The first printing of the guide has been made available for fund-raising purposes for Audubon, El Charco, the Biblioteca Pública and the San Miguel Garden Club, in recognition of all the people who provided assistance on the project. Audubon is selling books at the monthly birdwalks and at the Picachos hike on November 11. In addition, books are available at Macdonald’s Gym on Stirling Dickinson. The Biblioteca is selling books at Café Santa Ana and Sundays at the house tours. Books are also available from Garden Club members, and El Charco del Ingenio has books available at the botanical gardens. They are also for sale at El Tecolote, La Conexión, Border Crossings, Terra and Casa de Papel.

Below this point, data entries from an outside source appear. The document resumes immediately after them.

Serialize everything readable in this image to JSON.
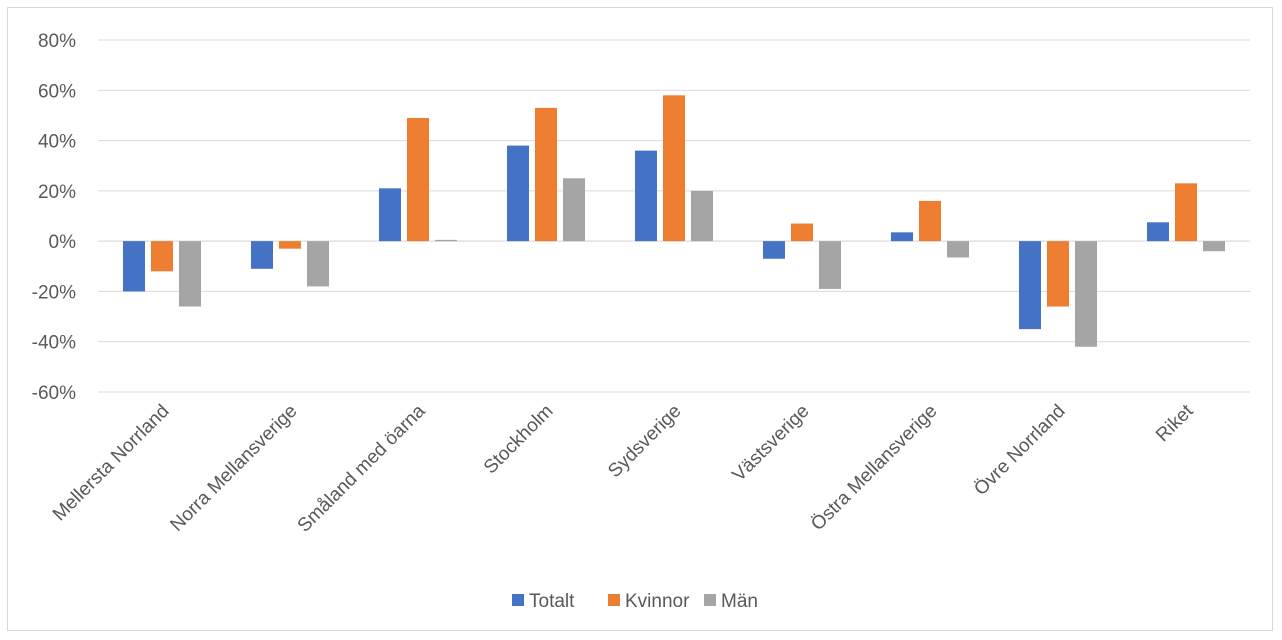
{
  "chart_data": {
    "type": "bar",
    "categories": [
      "Mellersta Norrland",
      "Norra Mellansverige",
      "Småland med öarna",
      "Stockholm",
      "Sydsverige",
      "Västsverige",
      "Östra Mellansverige",
      "Övre Norrland",
      "Riket"
    ],
    "series": [
      {
        "name": "Totalt",
        "color": "#4472c4",
        "values": [
          -20,
          -11,
          21,
          38,
          36,
          -7,
          3.5,
          -35,
          7.5
        ]
      },
      {
        "name": "Kvinnor",
        "color": "#ed7d31",
        "values": [
          -12,
          -3,
          49,
          53,
          58,
          7,
          16,
          -26,
          23
        ]
      },
      {
        "name": "Män",
        "color": "#a5a5a5",
        "values": [
          -26,
          -18,
          0.5,
          25,
          20,
          -19,
          -6.5,
          -42,
          -4
        ]
      }
    ],
    "ylim": [
      -60,
      80
    ],
    "yticks": [
      "80%",
      "60%",
      "40%",
      "20%",
      "0%",
      "-20%",
      "-40%",
      "-60%"
    ],
    "ytick_values": [
      80,
      60,
      40,
      20,
      0,
      -20,
      -40,
      -60
    ],
    "grid": true,
    "legend_position": "bottom",
    "title": "",
    "xlabel": "",
    "ylabel": ""
  }
}
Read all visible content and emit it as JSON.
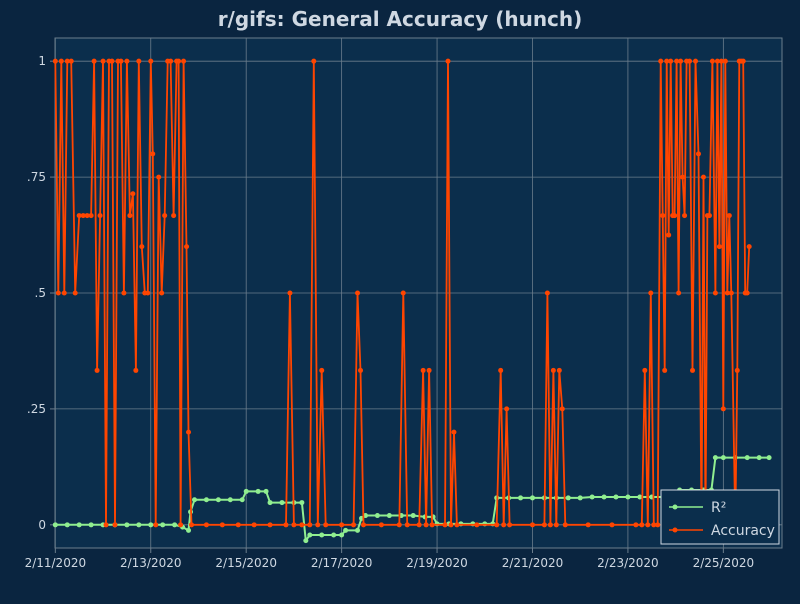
{
  "colors": {
    "page_background": "#0a2540",
    "plot_background": "#0b2e4c",
    "grid": "#6b7d8c",
    "text": "#cfd8e2",
    "r2": "#90ee90",
    "accuracy": "#ff4500"
  },
  "chart_data": {
    "type": "line",
    "title": "r/gifs: General Accuracy (hunch)",
    "xlabel": "",
    "ylabel": "",
    "x_axis_type": "date",
    "xlim": [
      "2020-02-10 23:50",
      "2020-02-26 05:30"
    ],
    "ylim": [
      -0.05,
      1.05
    ],
    "x_tick_labels": [
      "2/11/2020",
      "2/13/2020",
      "2/15/2020",
      "2/17/2020",
      "2/19/2020",
      "2/21/2020",
      "2/23/2020",
      "2/25/2020"
    ],
    "x_tick_values": [
      "2020-02-11",
      "2020-02-13",
      "2020-02-15",
      "2020-02-17",
      "2020-02-19",
      "2020-02-21",
      "2020-02-23",
      "2020-02-25"
    ],
    "y_tick_labels": [
      "0",
      ".25",
      ".5",
      ".75",
      "1"
    ],
    "y_tick_values": [
      0,
      0.25,
      0.5,
      0.75,
      1
    ],
    "grid": true,
    "legend_position": "bottom-right",
    "series": [
      {
        "name": "R²",
        "points": [
          [
            "2020-02-11 00:00",
            0
          ],
          [
            "2020-02-11 06:00",
            0
          ],
          [
            "2020-02-11 12:00",
            0
          ],
          [
            "2020-02-11 18:00",
            0
          ],
          [
            "2020-02-12 00:00",
            0
          ],
          [
            "2020-02-12 06:00",
            0
          ],
          [
            "2020-02-12 12:00",
            0
          ],
          [
            "2020-02-12 18:00",
            0
          ],
          [
            "2020-02-13 00:00",
            0
          ],
          [
            "2020-02-13 06:00",
            0
          ],
          [
            "2020-02-13 12:00",
            0
          ],
          [
            "2020-02-13 16:00",
            -0.005
          ],
          [
            "2020-02-13 19:00",
            -0.012
          ],
          [
            "2020-02-13 20:00",
            0.028
          ],
          [
            "2020-02-13 22:00",
            0.054
          ],
          [
            "2020-02-14 04:00",
            0.054
          ],
          [
            "2020-02-14 10:00",
            0.054
          ],
          [
            "2020-02-14 16:00",
            0.054
          ],
          [
            "2020-02-14 22:00",
            0.054
          ],
          [
            "2020-02-15 00:00",
            0.072
          ],
          [
            "2020-02-15 06:00",
            0.072
          ],
          [
            "2020-02-15 10:00",
            0.072
          ],
          [
            "2020-02-15 12:00",
            0.048
          ],
          [
            "2020-02-15 18:00",
            0.048
          ],
          [
            "2020-02-16 00:00",
            0.048
          ],
          [
            "2020-02-16 04:00",
            0.048
          ],
          [
            "2020-02-16 06:00",
            -0.034
          ],
          [
            "2020-02-16 08:00",
            -0.022
          ],
          [
            "2020-02-16 14:00",
            -0.022
          ],
          [
            "2020-02-16 20:00",
            -0.022
          ],
          [
            "2020-02-17 00:00",
            -0.022
          ],
          [
            "2020-02-17 02:00",
            -0.012
          ],
          [
            "2020-02-17 08:00",
            -0.012
          ],
          [
            "2020-02-17 10:00",
            0.014
          ],
          [
            "2020-02-17 12:00",
            0.02
          ],
          [
            "2020-02-17 18:00",
            0.02
          ],
          [
            "2020-02-18 00:00",
            0.02
          ],
          [
            "2020-02-18 06:00",
            0.02
          ],
          [
            "2020-02-18 12:00",
            0.02
          ],
          [
            "2020-02-18 18:00",
            0.017
          ],
          [
            "2020-02-18 22:00",
            0.017
          ],
          [
            "2020-02-19 00:00",
            0.002
          ],
          [
            "2020-02-19 06:00",
            0.002
          ],
          [
            "2020-02-19 12:00",
            0.002
          ],
          [
            "2020-02-19 18:00",
            0.002
          ],
          [
            "2020-02-20 00:00",
            0.002
          ],
          [
            "2020-02-20 04:00",
            0.002
          ],
          [
            "2020-02-20 06:00",
            0.058
          ],
          [
            "2020-02-20 12:00",
            0.058
          ],
          [
            "2020-02-20 18:00",
            0.058
          ],
          [
            "2020-02-21 00:00",
            0.058
          ],
          [
            "2020-02-21 06:00",
            0.058
          ],
          [
            "2020-02-21 12:00",
            0.058
          ],
          [
            "2020-02-21 18:00",
            0.058
          ],
          [
            "2020-02-22 00:00",
            0.058
          ],
          [
            "2020-02-22 06:00",
            0.06
          ],
          [
            "2020-02-22 12:00",
            0.06
          ],
          [
            "2020-02-22 18:00",
            0.06
          ],
          [
            "2020-02-23 00:00",
            0.06
          ],
          [
            "2020-02-23 06:00",
            0.06
          ],
          [
            "2020-02-23 12:00",
            0.06
          ],
          [
            "2020-02-23 18:00",
            0.06
          ],
          [
            "2020-02-24 00:00",
            0.06
          ],
          [
            "2020-02-24 02:00",
            0.075
          ],
          [
            "2020-02-24 08:00",
            0.075
          ],
          [
            "2020-02-24 14:00",
            0.075
          ],
          [
            "2020-02-24 18:00",
            0.075
          ],
          [
            "2020-02-24 20:00",
            0.145
          ],
          [
            "2020-02-25 00:00",
            0.145
          ],
          [
            "2020-02-25 06:00",
            0.145
          ],
          [
            "2020-02-25 12:00",
            0.145
          ],
          [
            "2020-02-25 18:00",
            0.145
          ],
          [
            "2020-02-25 23:00",
            0.145
          ]
        ]
      },
      {
        "name": "Accuracy",
        "points": [
          [
            "2020-02-11 00:00",
            1
          ],
          [
            "2020-02-11 01:30",
            0.5
          ],
          [
            "2020-02-11 03:00",
            1
          ],
          [
            "2020-02-11 04:30",
            0.5
          ],
          [
            "2020-02-11 06:00",
            1
          ],
          [
            "2020-02-11 08:00",
            1
          ],
          [
            "2020-02-11 10:00",
            0.5
          ],
          [
            "2020-02-11 12:00",
            0.667
          ],
          [
            "2020-02-11 14:00",
            0.667
          ],
          [
            "2020-02-11 16:00",
            0.667
          ],
          [
            "2020-02-11 18:00",
            0.667
          ],
          [
            "2020-02-11 19:30",
            1
          ],
          [
            "2020-02-11 21:00",
            0.333
          ],
          [
            "2020-02-11 22:30",
            0.667
          ],
          [
            "2020-02-12 00:00",
            1
          ],
          [
            "2020-02-12 01:30",
            0
          ],
          [
            "2020-02-12 03:00",
            1
          ],
          [
            "2020-02-12 04:30",
            1
          ],
          [
            "2020-02-12 06:00",
            0
          ],
          [
            "2020-02-12 07:30",
            1
          ],
          [
            "2020-02-12 09:00",
            1
          ],
          [
            "2020-02-12 10:30",
            0.5
          ],
          [
            "2020-02-12 12:00",
            1
          ],
          [
            "2020-02-12 13:30",
            0.667
          ],
          [
            "2020-02-12 15:00",
            0.714
          ],
          [
            "2020-02-12 16:30",
            0.333
          ],
          [
            "2020-02-12 18:00",
            1
          ],
          [
            "2020-02-12 19:30",
            0.6
          ],
          [
            "2020-02-12 21:00",
            0.5
          ],
          [
            "2020-02-12 22:30",
            0.5
          ],
          [
            "2020-02-13 00:00",
            1
          ],
          [
            "2020-02-13 01:00",
            0.8
          ],
          [
            "2020-02-13 02:30",
            0
          ],
          [
            "2020-02-13 04:00",
            0.75
          ],
          [
            "2020-02-13 05:30",
            0.5
          ],
          [
            "2020-02-13 07:00",
            0.667
          ],
          [
            "2020-02-13 08:30",
            1
          ],
          [
            "2020-02-13 10:00",
            1
          ],
          [
            "2020-02-13 11:30",
            0.667
          ],
          [
            "2020-02-13 13:00",
            1
          ],
          [
            "2020-02-13 14:00",
            1
          ],
          [
            "2020-02-13 15:00",
            0
          ],
          [
            "2020-02-13 16:30",
            1
          ],
          [
            "2020-02-13 18:00",
            0.6
          ],
          [
            "2020-02-13 19:00",
            0.2
          ],
          [
            "2020-02-13 20:30",
            0
          ],
          [
            "2020-02-14 04:00",
            0
          ],
          [
            "2020-02-14 12:00",
            0
          ],
          [
            "2020-02-14 20:00",
            0
          ],
          [
            "2020-02-15 04:00",
            0
          ],
          [
            "2020-02-15 12:00",
            0
          ],
          [
            "2020-02-15 20:00",
            0
          ],
          [
            "2020-02-15 22:00",
            0.5
          ],
          [
            "2020-02-16 00:00",
            0
          ],
          [
            "2020-02-16 04:00",
            0
          ],
          [
            "2020-02-16 08:00",
            0
          ],
          [
            "2020-02-16 10:00",
            1
          ],
          [
            "2020-02-16 12:00",
            0
          ],
          [
            "2020-02-16 14:00",
            0.333
          ],
          [
            "2020-02-16 16:00",
            0
          ],
          [
            "2020-02-17 00:00",
            0
          ],
          [
            "2020-02-17 06:00",
            0
          ],
          [
            "2020-02-17 08:00",
            0.5
          ],
          [
            "2020-02-17 09:30",
            0.333
          ],
          [
            "2020-02-17 11:00",
            0
          ],
          [
            "2020-02-17 20:00",
            0
          ],
          [
            "2020-02-18 05:00",
            0
          ],
          [
            "2020-02-18 07:00",
            0.5
          ],
          [
            "2020-02-18 09:00",
            0
          ],
          [
            "2020-02-18 15:00",
            0
          ],
          [
            "2020-02-18 17:00",
            0.333
          ],
          [
            "2020-02-18 18:30",
            0
          ],
          [
            "2020-02-18 20:00",
            0.333
          ],
          [
            "2020-02-18 21:30",
            0
          ],
          [
            "2020-02-19 04:00",
            0
          ],
          [
            "2020-02-19 05:30",
            1
          ],
          [
            "2020-02-19 07:00",
            0
          ],
          [
            "2020-02-19 08:30",
            0.2
          ],
          [
            "2020-02-19 10:00",
            0
          ],
          [
            "2020-02-19 20:00",
            0
          ],
          [
            "2020-02-20 06:00",
            0
          ],
          [
            "2020-02-20 08:00",
            0.333
          ],
          [
            "2020-02-20 09:30",
            0
          ],
          [
            "2020-02-20 11:00",
            0.25
          ],
          [
            "2020-02-20 12:30",
            0
          ],
          [
            "2020-02-21 00:00",
            0
          ],
          [
            "2020-02-21 06:00",
            0
          ],
          [
            "2020-02-21 07:30",
            0.5
          ],
          [
            "2020-02-21 09:00",
            0
          ],
          [
            "2020-02-21 10:30",
            0.333
          ],
          [
            "2020-02-21 12:00",
            0
          ],
          [
            "2020-02-21 13:30",
            0.333
          ],
          [
            "2020-02-21 15:00",
            0.25
          ],
          [
            "2020-02-21 16:30",
            0
          ],
          [
            "2020-02-22 04:00",
            0
          ],
          [
            "2020-02-22 16:00",
            0
          ],
          [
            "2020-02-23 04:00",
            0
          ],
          [
            "2020-02-23 07:00",
            0
          ],
          [
            "2020-02-23 08:30",
            0.333
          ],
          [
            "2020-02-23 10:00",
            0
          ],
          [
            "2020-02-23 11:30",
            0.5
          ],
          [
            "2020-02-23 13:00",
            0
          ],
          [
            "2020-02-23 15:00",
            0
          ],
          [
            "2020-02-23 16:30",
            1
          ],
          [
            "2020-02-23 17:30",
            0.667
          ],
          [
            "2020-02-23 18:30",
            0.333
          ],
          [
            "2020-02-23 19:30",
            1
          ],
          [
            "2020-02-23 20:30",
            0.625
          ],
          [
            "2020-02-23 21:30",
            1
          ],
          [
            "2020-02-23 22:30",
            0.667
          ],
          [
            "2020-02-23 23:30",
            0.667
          ],
          [
            "2020-02-24 00:30",
            1
          ],
          [
            "2020-02-24 01:30",
            0.5
          ],
          [
            "2020-02-24 02:30",
            1
          ],
          [
            "2020-02-24 03:30",
            0.75
          ],
          [
            "2020-02-24 04:30",
            0.667
          ],
          [
            "2020-02-24 05:30",
            1
          ],
          [
            "2020-02-24 07:00",
            1
          ],
          [
            "2020-02-24 08:30",
            0.333
          ],
          [
            "2020-02-24 10:00",
            1
          ],
          [
            "2020-02-24 11:30",
            0.8
          ],
          [
            "2020-02-24 13:00",
            0
          ],
          [
            "2020-02-24 14:00",
            0.75
          ],
          [
            "2020-02-24 15:00",
            0
          ],
          [
            "2020-02-24 16:00",
            0.667
          ],
          [
            "2020-02-24 17:00",
            0.667
          ],
          [
            "2020-02-24 18:30",
            1
          ],
          [
            "2020-02-24 20:00",
            0.5
          ],
          [
            "2020-02-24 21:00",
            1
          ],
          [
            "2020-02-24 22:00",
            0.6
          ],
          [
            "2020-02-24 23:00",
            1
          ],
          [
            "2020-02-25 00:00",
            0.25
          ],
          [
            "2020-02-25 01:00",
            1
          ],
          [
            "2020-02-25 02:00",
            0.5
          ],
          [
            "2020-02-25 03:00",
            0.667
          ],
          [
            "2020-02-25 04:00",
            0.5
          ],
          [
            "2020-02-25 06:00",
            0
          ],
          [
            "2020-02-25 07:00",
            0.333
          ],
          [
            "2020-02-25 08:00",
            1
          ],
          [
            "2020-02-25 09:00",
            1
          ],
          [
            "2020-02-25 10:00",
            1
          ],
          [
            "2020-02-25 11:00",
            0.5
          ],
          [
            "2020-02-25 12:00",
            0.5
          ],
          [
            "2020-02-25 13:00",
            0.6
          ]
        ]
      }
    ]
  }
}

The genesis of his project, according to Cretcher, occurred several years ago on an Audubon birdwalk into the local countryside. The leader, Fen Taylor, asked whether anyone was interested in photographing wildflowers. Equipped with a new digital camera and a life-long interest in close-up photography, Cretcher leapt at the challenge. Although Cretcher had been photographing wildflowers since the summer of 2001, with encouragement from Donald Rohan and other members of the local botanical garden, El Charco del Ingenio, the project evolved into a documentary of the wildflowers of the region. Dr. Jerzy Rzedowski, the foremost botanist in Mexico with the Instituto de Ecología in Pátzcuaro, Michoacan, graciously provided scientific and family names of the wildflowers. Many others added common names, practical uses and other interesting facts and folklore, making this much more than just a book of “pretty pictures.” Cretcher says that he hopes the guide will help preserve the local wildflower heritage and will gen
erate additional data, collected by the people, both foreign and local, who use the book
The guidebook includes 165 photographs of flowers, identified with botanical, Spanish and English common names where they are known, size of the blooms and interesting facts about the plants. Color-coded pages reveal when the flowers bloom and where they were photographed. The data are given in both Spanish and English. Cretcher has a special interest in the English translation of Spanish common names. “Pegamosca, for example,” he says, “is still hung in rural Mexican homes to catch flies.”
Cretcher has lived in San Miguel for nine years. Prior to that he spent 23 years as Director of Education for the Ohio Institute of Photography and Technology in Dayton. He also was involved in projects including the Manned Space Flight Center Photo Lab for NASA as Director of Photo-Science and Engineering for Data Corporation/Mead Technologies in Dayton. He received his BA and MA in photography from Ohio University in Athens.